Inlays & Onlays
More conservative than a crown, inlays and onlays are two methods of restoring normal tooth structure after decay or other damage. Inlays and onlays are known as indirect fillings because unlike a standard filling that is done in a dentist’s office, both are made in a laboratory and cemented or bonded to the surface of the tooth during a second visit to the dentist. And unlike standard fillings, inlays and onlays do not weaken the tooth structure, but actually strengthens it. After the procedure, the tooth can bear up to 50 to 75 percent more chewing force.
An inlay is done when the tooth structure replaced is within the cusp tips of the tooth. If the damage is more extensive and the new structure covers the entire chewing surface including one or more tooth cusps, the procedure is called an onlay.
What are the most common benefits of inlays and onlays?
Inlays and onlays are ways of repairing relatively extensive tooth decay or damage without having to replace the whole outer portion of the tooth as with a crown. Less tooth material is removed so inlays and onlays tend to be more conservative and esthetic than crowns. Unlike fillings, these procedures strengthen a tooth’s structure. They also tend to last longer than a filling, because the inlay or onlay material is custom made and bonded to the tooth.
How is the procedure performed?
Using the impression, a laboratory prepares the new tooth surface using gold, porcelain, or composite resin. Upon return to the dentist’s office, the temporary restoration is removed and the surface is cleaned to prepare for the new structure. The dentist will then try in the new restoration to ensure that there is a correct fit that doesn’t interfere with your bite. If the fit is good, using special cement or bonding, the inlay or onlay is permanently attached to the tooth. Some minor adjustment may need to be made to the restoration if there are interferences. To finish the procedure, the dentist will polish the cemented or bonded structure and tooth.

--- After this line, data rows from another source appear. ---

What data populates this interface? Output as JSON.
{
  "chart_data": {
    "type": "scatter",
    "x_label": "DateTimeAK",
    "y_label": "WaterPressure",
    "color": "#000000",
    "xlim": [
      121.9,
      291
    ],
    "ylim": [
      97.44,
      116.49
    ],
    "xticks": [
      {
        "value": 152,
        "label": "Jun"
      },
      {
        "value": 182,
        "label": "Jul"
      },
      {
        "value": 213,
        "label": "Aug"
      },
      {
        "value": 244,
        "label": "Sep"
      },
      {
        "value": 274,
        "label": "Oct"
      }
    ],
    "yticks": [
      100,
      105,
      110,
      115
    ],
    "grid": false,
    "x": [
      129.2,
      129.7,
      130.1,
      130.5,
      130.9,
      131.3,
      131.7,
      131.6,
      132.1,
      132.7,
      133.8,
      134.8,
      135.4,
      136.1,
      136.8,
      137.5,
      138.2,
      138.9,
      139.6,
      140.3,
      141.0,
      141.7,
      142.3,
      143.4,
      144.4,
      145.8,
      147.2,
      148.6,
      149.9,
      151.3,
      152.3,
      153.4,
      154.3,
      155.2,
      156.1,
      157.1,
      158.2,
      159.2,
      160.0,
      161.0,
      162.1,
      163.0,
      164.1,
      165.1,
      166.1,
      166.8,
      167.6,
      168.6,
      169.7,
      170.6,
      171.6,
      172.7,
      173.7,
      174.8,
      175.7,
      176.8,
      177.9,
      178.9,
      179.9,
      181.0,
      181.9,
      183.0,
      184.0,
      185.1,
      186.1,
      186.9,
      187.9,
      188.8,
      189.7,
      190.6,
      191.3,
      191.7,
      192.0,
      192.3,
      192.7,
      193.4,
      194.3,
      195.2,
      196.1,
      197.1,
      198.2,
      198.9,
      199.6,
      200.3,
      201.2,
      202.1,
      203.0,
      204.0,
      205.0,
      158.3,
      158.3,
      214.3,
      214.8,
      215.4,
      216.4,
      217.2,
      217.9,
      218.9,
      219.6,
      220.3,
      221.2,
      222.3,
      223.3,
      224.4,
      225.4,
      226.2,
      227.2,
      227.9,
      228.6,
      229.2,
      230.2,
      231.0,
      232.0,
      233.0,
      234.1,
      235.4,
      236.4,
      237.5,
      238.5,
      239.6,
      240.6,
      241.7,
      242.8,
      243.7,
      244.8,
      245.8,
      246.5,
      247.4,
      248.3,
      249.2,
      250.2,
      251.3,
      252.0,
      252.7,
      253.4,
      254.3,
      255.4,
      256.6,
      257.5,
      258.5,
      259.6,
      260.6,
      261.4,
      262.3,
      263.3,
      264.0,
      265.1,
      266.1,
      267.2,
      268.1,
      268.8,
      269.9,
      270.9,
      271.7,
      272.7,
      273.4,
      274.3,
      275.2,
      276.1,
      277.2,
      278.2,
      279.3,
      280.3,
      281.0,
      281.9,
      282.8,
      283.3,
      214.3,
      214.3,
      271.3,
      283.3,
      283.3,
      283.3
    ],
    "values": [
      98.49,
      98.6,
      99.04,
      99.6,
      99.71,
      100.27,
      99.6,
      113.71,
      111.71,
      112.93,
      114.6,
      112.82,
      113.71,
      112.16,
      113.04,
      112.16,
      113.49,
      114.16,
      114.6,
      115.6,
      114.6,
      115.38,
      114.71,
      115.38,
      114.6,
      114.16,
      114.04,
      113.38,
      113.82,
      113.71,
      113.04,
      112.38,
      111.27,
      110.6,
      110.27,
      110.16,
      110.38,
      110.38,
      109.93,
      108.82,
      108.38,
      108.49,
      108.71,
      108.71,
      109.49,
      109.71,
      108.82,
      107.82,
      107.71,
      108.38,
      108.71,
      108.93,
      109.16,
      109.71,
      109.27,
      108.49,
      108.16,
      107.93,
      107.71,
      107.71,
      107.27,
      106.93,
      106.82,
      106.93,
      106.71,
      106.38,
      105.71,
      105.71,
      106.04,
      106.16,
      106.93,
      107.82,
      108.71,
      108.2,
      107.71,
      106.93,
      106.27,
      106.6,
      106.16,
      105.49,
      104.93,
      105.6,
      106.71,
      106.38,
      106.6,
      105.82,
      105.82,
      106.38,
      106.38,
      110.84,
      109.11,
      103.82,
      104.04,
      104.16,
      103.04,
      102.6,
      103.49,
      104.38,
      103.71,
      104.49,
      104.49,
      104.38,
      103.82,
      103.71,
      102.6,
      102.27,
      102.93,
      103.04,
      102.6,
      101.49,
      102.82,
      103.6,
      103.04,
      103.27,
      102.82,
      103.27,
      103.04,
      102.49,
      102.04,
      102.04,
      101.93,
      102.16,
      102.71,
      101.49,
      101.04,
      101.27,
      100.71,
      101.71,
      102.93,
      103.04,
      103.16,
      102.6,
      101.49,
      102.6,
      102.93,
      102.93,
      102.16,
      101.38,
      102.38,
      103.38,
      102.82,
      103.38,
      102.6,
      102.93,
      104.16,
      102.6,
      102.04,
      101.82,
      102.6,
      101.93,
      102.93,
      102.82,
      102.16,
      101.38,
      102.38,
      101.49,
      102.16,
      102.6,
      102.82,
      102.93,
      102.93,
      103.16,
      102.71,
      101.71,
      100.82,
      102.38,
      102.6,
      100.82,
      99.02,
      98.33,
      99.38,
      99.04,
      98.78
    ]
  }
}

How long does the procedure take?
Generally the procedure takes 2 appointments. Each visit will take about one hour, although the first appointment tends to be longer with an onlay as more tooth structure is removed.
How much pain is there?
Local anesthesia takes care of the pain that would occur with the preparation of the tooth. Residual pain after the preparation or after cementing the structure in place is relatively rare, and can usually be taken care of using over-the-counter medicines such as aspirin or acetaminophen.
What can I expect after the procedure?
After the procedure there may be a little discomfort with the inlay or onlay, but many people adapt immediately to the new chewing surfaces. Sometimes the tissue around the work is sore or the tooth is temporarily sensitive to cold or hot foods. These minor problems should resolve themselves in one or two days.
What is the recovery period like?
Recovery is often immediate, with any discomfort taken care of using over-the-counter medicines.
The ideal candidate will have too much damage or decay to be treated using a filling, but enough healthy tooth left that a crown is unnecessary.